What is CSV?
A comma-separated values (CSV) file stores tabular data (numbers and text) in plain text. Plain text means that the file is interpreted a sequence of characters, so that it is human-readable with a standard text editor. Each line of the file is a data record. Each record consists of one or more fields, separated by commas. The use of the comma as a field separator is the source of the name for this file format.
See http://en.wikipedia.org/wiki/Comma-separated_values
You can use tabulator ('\t'), semicolon (';') or comma (',') as a delimiter.
Example Files
In the github repository, you can find some CSV Example Files.
Import CSV
To start the CSV Import, right click the project in the Import Browser you want to upload data to and select Import Data -> Import CSV.
A new window opens, where you can set different options.
Name |
Description |
---|---|
Truncate i2b2 Project? |
If you check this, the project will be truncated before the data is uploaded. |
Truncate Previous Queries? |
This will truncate the previous queries tables. |
Database Indexing |
Ignore: Don't touch the indexes; |
Set patient_count after import |
This will fill the c_totalnum column. |
CSV Folder |
Here you can select the folder that contains all CSV files you want to upload. |
Use PID Generator |
This will use the PID Generator, which has to be configured seperately (see Options). |
IDAT Options |
Select whether your identifying data is in the same or in an extra file. |
ID-File |
Select the identifying data file here. |
Date Pattern |
Here you can select the date pattern that your data uses (e.g. dd-MM-yyyy). |
Quote Character |
Here you can set the quote character, that you use in your CSV files. |
Save Settings? |
This will save the settings for the next import. Note: The truncate checks are never saved. |
Set your variables and continue to page 3.

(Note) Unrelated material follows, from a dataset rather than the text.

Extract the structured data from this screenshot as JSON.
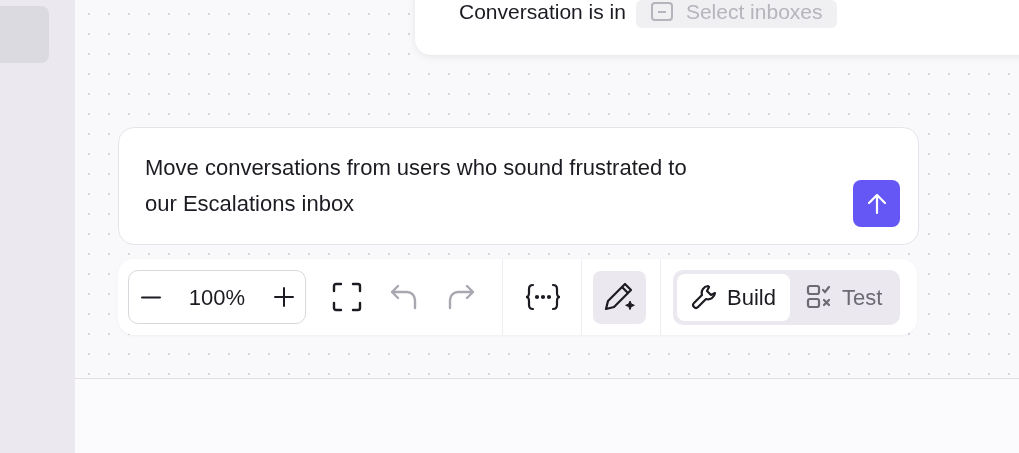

On the left hand side you can see all CSV files in the selected directory. A green check mark lets you know, that a config file has been found. If there is currently no config file present, a red X is shown. On the right hand side the configuration for the selected CSV file is shown. The table consists of five columns:
Item: The column name in the CSV file.
Name: The name, the item should have in i2b2. You can e.g. rename cryptic column names.

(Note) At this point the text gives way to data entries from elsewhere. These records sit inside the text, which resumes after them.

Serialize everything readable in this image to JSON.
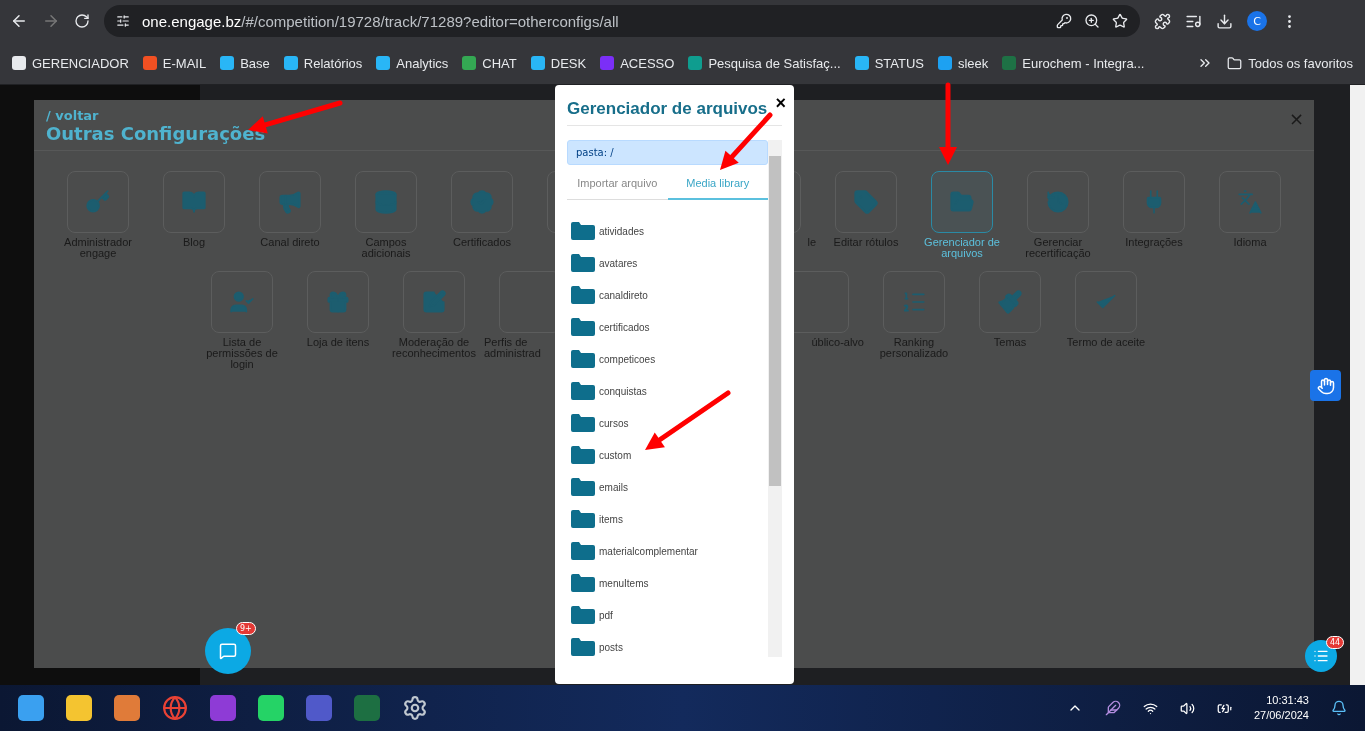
{
  "browser": {
    "url_host": "one.engage.bz",
    "url_path": "/#/competition/19728/track/71289?editor=otherconfigs/all",
    "profile": "C",
    "bookmarks": [
      {
        "label": "GERENCIADOR",
        "color": "#e8eaed"
      },
      {
        "label": "E-MAIL",
        "color": "#f25022"
      },
      {
        "label": "Base",
        "color": "#29b6f6"
      },
      {
        "label": "Relatórios",
        "color": "#29b6f6"
      },
      {
        "label": "Analytics",
        "color": "#29b6f6"
      },
      {
        "label": "CHAT",
        "color": "#34a853"
      },
      {
        "label": "DESK",
        "color": "#29b6f6"
      },
      {
        "label": "ACESSO",
        "color": "#7b2ff7"
      },
      {
        "label": "Pesquisa de Satisfaç...",
        "color": "#0f9d8f"
      },
      {
        "label": "STATUS",
        "color": "#29b6f6"
      },
      {
        "label": "sleek",
        "color": "#1da1f2"
      },
      {
        "label": "Eurochem - Integra...",
        "color": "#1e7145"
      }
    ],
    "all_bookmarks": "Todos os favoritos"
  },
  "panel": {
    "back_link": "/ voltar",
    "title": "Outras Configurações",
    "close": "×",
    "rows": [
      [
        {
          "kind": "full",
          "label": "Administrador engage",
          "selected": false
        },
        {
          "kind": "full",
          "label": "Blog",
          "selected": false
        },
        {
          "kind": "full",
          "label": "Canal direto",
          "selected": false
        },
        {
          "kind": "full",
          "label": "Campos adicionais",
          "selected": false
        },
        {
          "kind": "full",
          "label": "Certificados",
          "selected": false
        },
        {
          "kind": "cut_right",
          "selected": false
        },
        {
          "kind": "gap"
        },
        {
          "kind": "cut_left",
          "label": "le",
          "selected": false
        },
        {
          "kind": "full",
          "label": "Editar rótulos",
          "selected": false
        },
        {
          "kind": "full",
          "label": "Gerenciador de arquivos",
          "selected": true
        },
        {
          "kind": "full",
          "label": "Gerenciar recertificação",
          "selected": false
        },
        {
          "kind": "full",
          "label": "Integrações",
          "selected": false
        },
        {
          "kind": "full",
          "label": "Idioma",
          "selected": false
        }
      ],
      [
        {
          "kind": "full",
          "label": "Lista de permissões de login",
          "selected": false
        },
        {
          "kind": "full",
          "label": "Loja de itens",
          "selected": false
        },
        {
          "kind": "full",
          "label": "Moderação de reconhecimentos",
          "selected": false
        },
        {
          "kind": "cut_right",
          "label": "Perfis de administrad",
          "selected": false
        },
        {
          "kind": "gap"
        },
        {
          "kind": "gap"
        },
        {
          "kind": "cut_left",
          "label": "úblico-alvo",
          "selected": false
        },
        {
          "kind": "full",
          "label": "Ranking personalizado",
          "selected": false
        },
        {
          "kind": "full",
          "label": "Temas",
          "selected": false
        },
        {
          "kind": "full",
          "label": "Termo de aceite",
          "selected": false
        }
      ]
    ]
  },
  "modal": {
    "title": "Gerenciador de arquivos",
    "close": "×",
    "folder_path": "pasta: /",
    "tabs": [
      {
        "label": "Importar arquivo",
        "selected": false
      },
      {
        "label": "Media library",
        "selected": true
      }
    ],
    "folders": [
      "atividades",
      "avatares",
      "canaldireto",
      "certificados",
      "competicoes",
      "conquistas",
      "cursos",
      "custom",
      "emails",
      "items",
      "materialcomplementar",
      "menuItems",
      "pdf",
      "posts"
    ]
  },
  "chat_badge": "9+",
  "support_badge": "44",
  "taskbar": {
    "time": "10:31:43",
    "date": "27/06/2024"
  }
}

Tooltip: The tooltip the item should have in i2b2. You can set a tooltip for better understanding, or the unit of an item for example.
Datatype: The datatype the item has. You can select either Integer, Float, Date, or String.
Metadata: This tells the Import Browser, where to look for specific items, such as the id of the patient, the import date, start date and so on. You can also ignore items. These will not end up in the i2b2 database.
The metadata item PatientID/ObjectID has to be present in each configuration file. Without it, the Import Browser won't let you continue and displays an error.
The ObjectID is the same as the PatientID, but the file is imported using modifiers instead. This way more than one row per patient is allowed. The Import Browser will tell you, if you used the Guess Schema functionality whether you should use the ObjectID instead.
The next table describes the buttons in the CSV Import Settings page.
Name of the Button |
Description |
---|---|
Headline |
If your CSV file does not start directly at the beginning, you can set the starting row here. |
Clear Table |
This will delete your configuration for the selected file. |
Guess Schema |
You can let the Import Browser try to guess the schema of the file. You can set in the Options how many rows the Import Browser should look through. |
Guess All Schemata |
This will guess the schema for all files in the directory. |
If you hit Finish the upload starts. You can observe the progress in the progress bar of the Import Browser.